Solution to Exercise 5
The key properties that make Heston the standard for Fourier-based pricing are:
(i) Affine structure. Both the drift \(\mu(V) = \kappa(\theta - V)\) and the squared diffusion \(\eta^2(V) = \sigma_v^2 V\) are affine in \(V\). This allows the exponential-affine ansatz for the characteristic function, reducing a 2D PDE to Riccati ODEs.
(ii) Closed-form characteristic function. The Riccati ODEs for the Heston model can be solved in closed form, giving an explicit expression for \(\phi(u, \tau)\). This enables evaluation of the CF at any frequency \(u\) without numerical ODE integration.
(iii) Mean-reverting variance. The CIR drift \(\kappa(\theta - V_t)\) pulls variance toward \(\theta\), producing a stationary distribution and ensuring that the implied volatility term structure is well-behaved at long maturities.
(iv) Non-negative variance. The CIR process guarantees \(V_t \geq 0\) for all \(t\) (and \(V_t > 0\) if the Feller condition holds). Variance is physically non-negative, so the model is economically consistent.

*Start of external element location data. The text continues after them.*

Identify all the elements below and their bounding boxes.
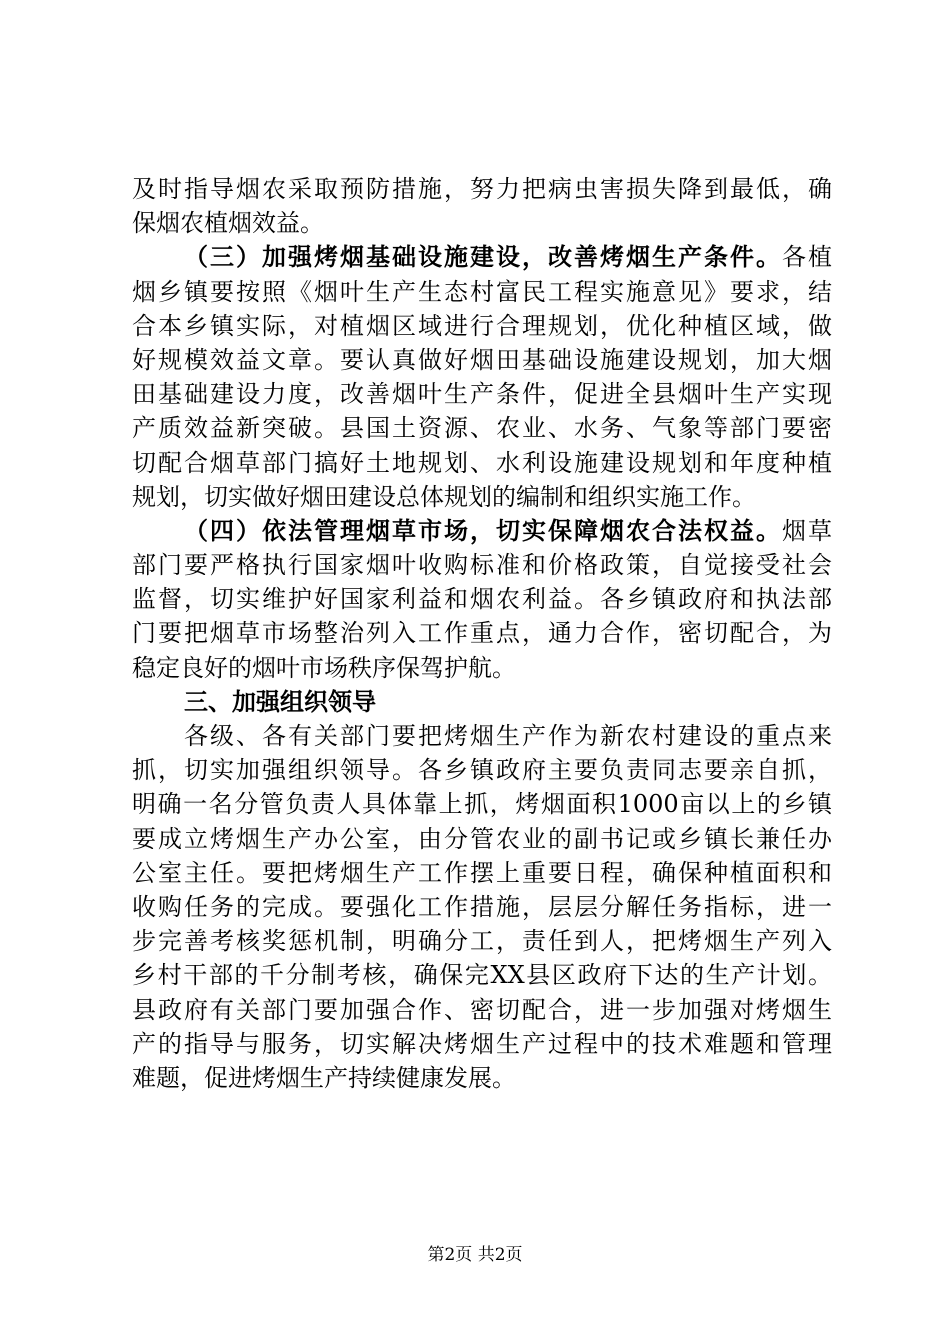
document-body [132, 172, 832, 1095]
section-heading-3: （三）加强烤烟基础设施建设，改善烤烟生产条件。 [184, 243, 782, 272]
body-line [132, 856, 832, 890]
body-line [132, 377, 832, 411]
line-text: 烟乡镇要按照《烟叶生产生态村富民工程实施意见》要求，结 [132, 277, 832, 306]
body-line [132, 993, 832, 1027]
body-line [132, 890, 832, 924]
section-heading-line [132, 514, 832, 548]
body-line [132, 719, 832, 753]
body-line [132, 822, 832, 856]
body-line [132, 1027, 832, 1061]
line-text: 门要把烟草市场整治列入工作重点，通力合作，密切配合，为 [132, 619, 832, 648]
line-text: 规划，切实做好烟田建设总体规划的编制和组织实施工作。 [132, 482, 756, 511]
body-line [132, 753, 832, 787]
body-line [132, 958, 832, 992]
chapter-heading-3: 三、加强组织领导 [184, 687, 376, 716]
line-text: 各植 [782, 243, 832, 272]
line-text: 公室主任。要把烤烟生产工作摆上重要日程，确保种植面积和 [132, 858, 832, 887]
section-heading-4: （四）依法管理烟草市场，切实保障烟农合法权益。 [184, 516, 782, 545]
page-number: 第2页 共2页 [427, 1245, 523, 1265]
chapter-heading-line [132, 685, 832, 719]
line-text: 稳定良好的烟叶市场秩序保驾护航。 [132, 653, 516, 682]
body-line [132, 275, 832, 309]
line-text: 合本乡镇实际，对植烟区域进行合理规划，优化种植区域，做 [132, 311, 832, 340]
line-text: 产的指导与服务，切实解决烤烟生产过程中的技术难题和管理 [132, 1029, 832, 1058]
body-line [132, 787, 832, 821]
line-text: 明确一名分管负责人具体靠上抓，烤烟面积1000亩以上的乡镇 [132, 790, 832, 819]
line-text: 保烟农植烟效益。 [132, 209, 324, 238]
line-text: 及时指导烟农采取预防措施，努力把病虫害损失降到最低，确 [132, 175, 832, 203]
line-text: 县政府有关部门要加强合作、密切配合，进一步加强对烤烟生 [132, 995, 832, 1024]
body-line [132, 411, 832, 445]
line-text: 收购任务的完成。要强化工作措施，层层分解任务指标，进一 [132, 892, 832, 921]
body-line [132, 343, 832, 377]
body-line [132, 924, 832, 958]
body-line [132, 206, 832, 240]
body-line [132, 172, 832, 206]
line-text: 田基础建设力度，改善烟叶生产条件，促进全县烟叶生产实现 [132, 380, 832, 409]
page-footer [0, 1244, 950, 1266]
body-line [132, 480, 832, 514]
body-line [132, 446, 832, 480]
line-text: 监督，切实维护好国家利益和烟农利益。各乡镇政府和执法部 [132, 585, 832, 614]
line-text: 难题，促进烤烟生产持续健康发展。 [132, 1063, 516, 1092]
line-text: 乡村干部的千分制考核，确保完XX县区政府下达的生产计划。 [132, 961, 832, 990]
line-text: 各级、各有关部门要把烤烟生产作为新农村建设的重点来 [184, 722, 832, 750]
line-text: 好规模效益文章。要认真做好烟田基础设施建设规划，加大烟 [132, 345, 832, 374]
line-text: 切配合烟草部门搞好土地规划、水利设施建设规划和年度种植 [132, 448, 832, 477]
line-text: 部门要严格执行国家烟叶收购标准和价格政策，自觉接受社会 [132, 551, 832, 580]
body-line [132, 651, 832, 685]
body-line [132, 309, 832, 343]
line-text: 要成立烤烟生产办公室，由分管农业的副书记或乡镇长兼任办 [132, 824, 832, 853]
section-heading-line [132, 240, 832, 274]
body-line [132, 616, 832, 650]
line-text: 步完善考核奖惩机制，明确分工，责任到人，把烤烟生产列入 [132, 927, 832, 956]
line-text: 产质效益新突破。县国土资源、农业、水务、气象等部门要密 [132, 414, 832, 443]
line-text: 烟草 [782, 516, 832, 545]
body-line [132, 1061, 832, 1095]
body-line [132, 582, 832, 616]
body-line [132, 548, 832, 582]
line-text: 抓，切实加强组织领导。各乡镇政府主要负责同志要亲自抓， [132, 756, 832, 785]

The Stein-Stein model uses an OU process for volatility: \(d\sigma_t = \kappa(\theta - \sigma_t)\,dt + \sigma_v\,dW_t\). The constant diffusion \(\sigma_v\) means volatility is Gaussian and can become negative, violating property (iv). Since variance is \(V_t = \sigma_t^2\), negative volatility is unphysical. The Stein-Stein model satisfies (iii) but fails (iv). Properties (i) and (ii) are partially recovered by working with \(V_t = \sigma_t^2\) (Schobel-Zhu, 1999), but the derivation is more complex, the resulting CF involves three Riccati equations instead of two, and the model still allows unphysical negative volatility paths.

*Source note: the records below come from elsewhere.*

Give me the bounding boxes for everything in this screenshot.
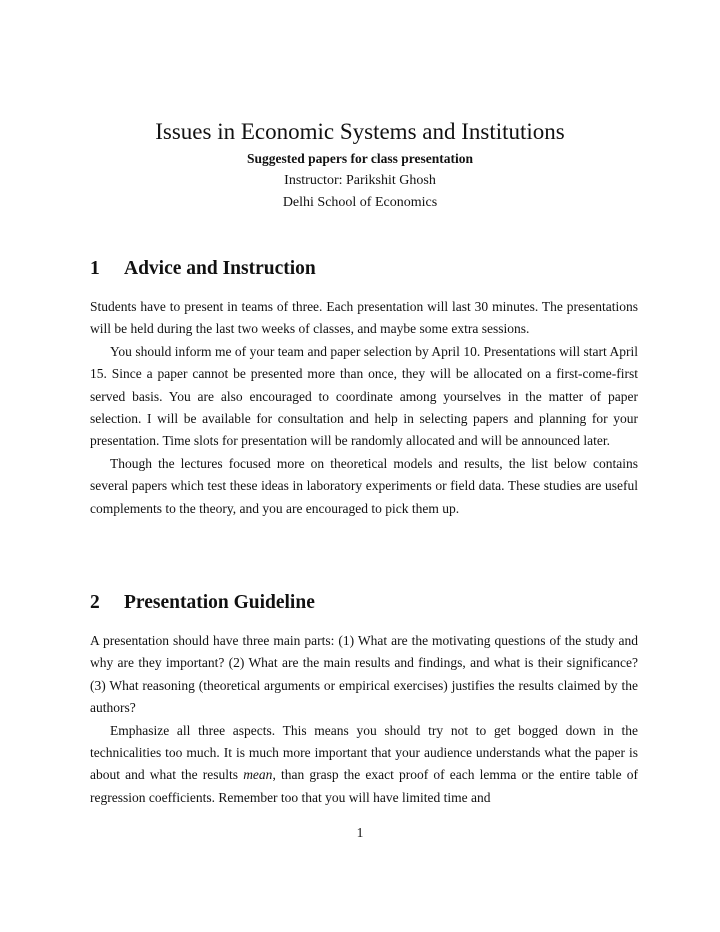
paragraph: Though the lectures focused more on theoretical models and results, the list below contains several papers which test these ideas in laboratory experiments or field data. These studies are useful complements to the theory, and you are encouraged to pick them up. bbox=[90, 455, 638, 516]
section-number: 1 bbox=[90, 258, 100, 279]
section-heading-advice bbox=[90, 257, 640, 281]
paragraph bbox=[90, 720, 638, 810]
instructor-line: Instructor: Parikshit Ghosh bbox=[284, 173, 436, 188]
document-subtitle: Suggested papers for class presentation bbox=[246, 151, 473, 166]
section-heading-guideline bbox=[90, 591, 640, 615]
paragraph: Students have to present in teams of three. Each presentation will last 30 minutes. The presentations will be held during the last two weeks of classes, and maybe some extra sessions. bbox=[90, 299, 638, 337]
section-body-guideline bbox=[90, 630, 638, 809]
document-title: Issues in Economic Systems and Institutions bbox=[155, 119, 565, 144]
section-number: 2 bbox=[90, 592, 100, 613]
paragraph-text: Emphasize all three aspects. This means you should try not to get bogged down in the technicalities too much. It is much more important that your audience understands what the paper is about and what the results bbox=[90, 722, 638, 783]
paragraph: You should inform me of your team and paper selection by April 10. Presentations will start April 15. Since a paper cannot be presented more than once, they will be allocated on a first-come-first served basis. You are also encouraged to coordinate among yourselves in the matter of paper selection. I will be available for consultation and help in selecting papers and planning for your presentation. Time slots for presentation will be randomly allocated and will be announced later. bbox=[90, 343, 638, 449]
emphasized-word: mean bbox=[243, 767, 273, 783]
paragraph: A presentation should have three main parts: (1) What are the motivating questions of the study and why are they important? (2) What are the main results and findings, and what is their significance? (3) What reasoning (theoretical arguments or empirical exercises) justifies the results claimed by the authors? bbox=[90, 633, 638, 716]
section-title: Presentation Guideline bbox=[124, 592, 315, 613]
paragraph-text: , than grasp the exact proof of each lemma or the entire table of regression coefficients. Remember too that you will have limited time and bbox=[90, 767, 639, 805]
section-title: Advice and Instruction bbox=[124, 258, 316, 279]
institution-line: Delhi School of Economics bbox=[282, 195, 438, 210]
section-body-advice bbox=[90, 296, 638, 520]
page-number: 1 bbox=[356, 825, 364, 840]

Exercise 6. For calibration to a panel of option prices across strikes and maturities, explain why having a closed-form characteristic function (as in Heston) is a decisive computational advantage over models requiring numerical PDE solutions for each parameter evaluation (as in SABR with general \(\beta\)).
Solution to Exercise 6
In calibration, the model parameters \((\kappa, \theta, \sigma_v, \rho, V_0)\) are adjusted to minimize the distance between model-implied and market-observed option prices (or implied volatilities) across a panel of strikes \(K_1, \ldots, K_N\) and maturities \(T_1, \ldots, T_M\).

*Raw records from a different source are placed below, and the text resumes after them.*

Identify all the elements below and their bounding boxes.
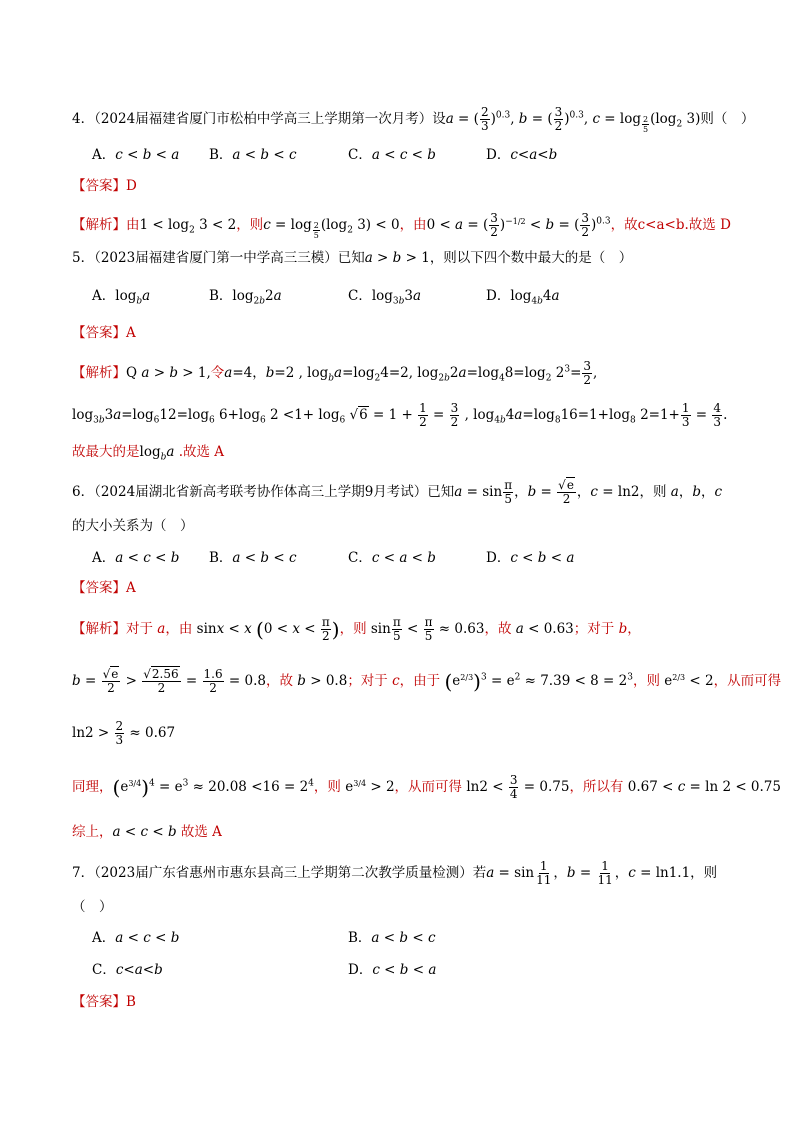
q5-conclusion: 故最大的是$\log_ba$ .故选 A [72,444,225,463]
q6-stem: 6．（2024届湖北省新高考联考协作体高三上学期9月考试）已知a = sin $\frac{\pi}{5}$ ，b = $\frac{√e}{2}$ ，c = ln2，则 a，b，c [72,478,723,506]
q4-option-d: D．c<a<b [486,147,558,163]
q4-option-a: A．c < b < a [92,147,180,163]
q7-stem: 7．（2023届广东省惠州市惠东县高三上学期第二次教学质量检测）若a = sin $\frac{1}{11}$ ，b = $\frac{1}{11}$ ，c = ln1.1，则 [72,859,718,887]
q4-analysis: 【解析】由$1 < \log_2 3 < 2$，则c = log $_{\frac{2}{5}}$ ($\log_2$ 3) < 0，由0 < a = ( $\frac{3}{2}$ )$^{-1/2}$ < b = ( $\frac{3}{2}$ )$^{0.3}$，故c<a<b.故选 D [72,211,731,240]
q4-stem: 4．（2024届福建省厦门市松柏中学高三上学期第一次月考）设a = ( $\frac{2}{3}$ )$^{0.3}$, b = ( $\frac{3}{2}$ )$^{0.3}$, c = log $_{\frac{2}{5}}$ ($\log_2$ 3)则（ ） [72,105,755,134]
q5-option-c: C．$\log_{3b}3a$ [348,288,422,307]
q6-answer: 【答案】A [72,580,136,596]
q5-option-b: B．$\log_{2b}2a$ [209,288,282,307]
q5-option-d: D．$\log_{4b}4a$ [486,288,560,307]
q4-option-c: C．a < c < b [348,147,436,163]
q6-option-c: C．c < a < b [348,550,436,566]
q6-option-b: B．a < b < c [209,550,297,566]
q6-conclusion: 综上，a < c < b 故选 A [72,824,222,840]
q6-option-a: A．a < c < b [92,550,180,566]
q5-analysis-line1: 【解析】Q a > b > 1,令a=4，b=2 , $\log_ba=\log_24=2$, $\log_{2b}2a=\log_48=\log_2$ $2^3=$ $\frac{3}{2}$ , [72,359,598,387]
q5-analysis-line2: $\log_{3b}3a=\log_612=\log_6$ $6+\log_6$ $2 <1+ \log_6 √6 = 1$ + $\frac{1}{2}$ = $\frac{3}{2}$ , $\log_{4b}4a=\log_816=1+\log_8$ 2=1+ $\frac{1}{3}$ = $\frac{4}{3}$ . [72,401,728,429]
q6-stem-line2: 的大小关系为（ ） [72,518,194,534]
q7-stem-line2: （ ） [72,899,113,915]
q6-option-d: D．c < b < a [486,550,575,566]
q7-answer: 【答案】B [72,994,136,1010]
q6-analysis-line4: 同理，$(e^{3/4})^4 = e^3 \approx 20.08 <16 = 2^4$，则 $e^{3/4} > 2$，从而可得 ln2 < $\frac{3}{4}$ = 0.75，所以有 0.67 < c = ln 2 < 0.75 [72,773,781,801]
q7-option-b: B．a < b < c [348,930,436,946]
q6-analysis-line2: b = $\frac{√e}{2}$ > $\frac{√2.56}{2}$ = $\frac{1.6}{2}$ = 0.8，故 b > 0.8；对于 c，由于 $(e^{2/3})^3 = e^2 \approx 7.39 < 8 = 2^3$，则 $e^{2/3} < 2$，从而可得 [72,667,782,695]
q7-option-c: C．c<a<b [92,962,163,978]
q6-analysis-line1: 【解析】对于 a，由 sinx < x (0 < x < $\frac{\pi}{2}$ )，则 sin $\frac{\pi}{5}$ < $\frac{\pi}{5}$ ≈ 0.63，故 a < 0.63；对于 b， [72,615,641,643]
q5-answer: 【答案】A [72,325,136,341]
q5-stem: 5．（2023届福建省厦门第一中学高三三模）已知a > b > 1，则以下四个数中最大的是（ ） [72,250,633,266]
q6-analysis-line3: ln2 > $\frac{2}{3}$ ≈ 0.67 [72,719,176,747]
q7-option-a: A．a < c < b [92,930,180,946]
q5-option-a: A．$\log_ba$ [92,288,151,307]
q4-answer: 【答案】D [72,178,137,194]
q4-option-b: B．a < b < c [209,147,297,163]
q7-option-d: D．c < b < a [348,962,437,978]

With a closed-form CF (Heston):
- For each parameter vector proposed by the optimizer, the CF \(\phi(u, \tau)\) is evaluated directly from the explicit formula.
- Option prices for all \(N \times M\) instruments are computed via FFT (Fast Fourier Transform) or the COS method in \(O(N \log N)\) operations per maturity, with each CF evaluation costing \(O(1)\).
- A single calibration iteration evaluates perhaps \(10^2\)--\(10^3\) options in milliseconds.
- The optimizer typically requires \(10^2\)--\(10^3\) iterations, giving total calibration time of seconds to minutes.
Without a closed-form CF (e.g., SABR with general \(\beta\)):
- For each parameter vector, one must solve a 2D PDE or run Monte Carlo to obtain each option price.
- A 2D PDE solve with adequate resolution (\(100 \times 100\) grid) requires \(O(10^4)\) operations per time step and \(O(10^2)\) time steps, so \(O(10^6)\) per option price.
- Monte Carlo with \(10^5\) paths and \(10^2\) time steps requires \(O(10^7)\) operations per option price.
- Evaluating \(10^2\)--\(10^3\) options per calibration iteration becomes extremely expensive.
The ratio of computational cost is roughly \(10^3\)--\(10^6\) times more expensive per calibration iteration without a CF. Since calibration must be performed frequently (daily or intraday for trading desks), the closed-form CF is not just convenient but practically essential for production use. This is the decisive advantage of the Heston model's affine structure.